9th Speech in Noise Workshop, 5-6 January 2017, Oldenburg

SPIRAL – a vocoder with a spiral ganglion for cochlear implant simulation

Jacques A. Grange(b), John F. Culling(a)
Cardiff University

(a) Presenting
(b) Attending

Vocoders for cochlear implant simulation use a filterbank to simulate the filter channels of the processor. Temporal envelopes extracted from these channels are then directed to the positions in the cochlear of a simulated electrode array by modulating narrowband carrier signals. Traditionally, there is one carrier signal for each processor channel/electrode. The SPIRAL vocoder breaks with this tradition by using many carrier signals. Each may be considered to represent a sub-population of ganglion cells. The modulation of each carrier is a combination of all the channel envelopes mixed according to an exponentially decaying spread of current along the electrode array, using formulae from Oxenham and Kreft (2014).
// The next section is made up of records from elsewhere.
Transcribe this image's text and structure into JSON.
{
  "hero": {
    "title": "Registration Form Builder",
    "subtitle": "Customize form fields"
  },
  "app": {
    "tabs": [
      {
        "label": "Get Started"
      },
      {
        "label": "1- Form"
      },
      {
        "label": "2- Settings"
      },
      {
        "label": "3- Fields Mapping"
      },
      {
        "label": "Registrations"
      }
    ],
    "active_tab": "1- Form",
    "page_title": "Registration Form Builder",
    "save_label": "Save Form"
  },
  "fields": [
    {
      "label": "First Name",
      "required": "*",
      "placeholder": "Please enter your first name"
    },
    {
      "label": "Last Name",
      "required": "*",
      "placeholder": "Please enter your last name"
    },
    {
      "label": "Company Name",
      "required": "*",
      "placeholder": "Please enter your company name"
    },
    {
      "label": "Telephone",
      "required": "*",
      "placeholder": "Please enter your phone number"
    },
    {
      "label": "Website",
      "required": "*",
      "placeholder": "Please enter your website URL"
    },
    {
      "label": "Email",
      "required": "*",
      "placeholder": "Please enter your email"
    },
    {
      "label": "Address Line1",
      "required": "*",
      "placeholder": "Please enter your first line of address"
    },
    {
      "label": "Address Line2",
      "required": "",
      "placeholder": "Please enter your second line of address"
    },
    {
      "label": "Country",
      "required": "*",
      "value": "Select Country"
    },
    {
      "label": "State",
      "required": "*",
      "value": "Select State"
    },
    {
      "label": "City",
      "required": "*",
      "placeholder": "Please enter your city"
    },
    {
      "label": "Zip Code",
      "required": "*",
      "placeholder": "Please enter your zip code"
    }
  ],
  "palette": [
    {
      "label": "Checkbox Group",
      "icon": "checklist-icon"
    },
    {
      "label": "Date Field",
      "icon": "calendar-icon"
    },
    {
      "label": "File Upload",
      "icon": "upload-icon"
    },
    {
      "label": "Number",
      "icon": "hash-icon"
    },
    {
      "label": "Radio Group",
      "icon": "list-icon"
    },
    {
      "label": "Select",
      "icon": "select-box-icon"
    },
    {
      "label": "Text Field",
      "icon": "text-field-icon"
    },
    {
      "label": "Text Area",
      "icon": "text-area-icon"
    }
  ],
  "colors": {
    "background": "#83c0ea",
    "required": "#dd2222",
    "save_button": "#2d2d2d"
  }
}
Carrier signals can be noises or tones, but noise introduces intrinsic modulations that are independent of the signal envelope. Consequently, we have found that tonal carriers provide lower SRTs even with up to 160 tones. With the electrodes, in this sense, decoupled from the ganglion cells, the two can be independently manipulated. The positions of the electrodes can be changed without changing the set of carriers used. Dead regions can be simulated by omitting a range of carrier frequencies. Any degree of current spread can be simulated. The vocoder has been configured so that the user can specify the electrode number and spacing, as well as the depth of insertion, and different mappings of frequencies to electrodes can be explored.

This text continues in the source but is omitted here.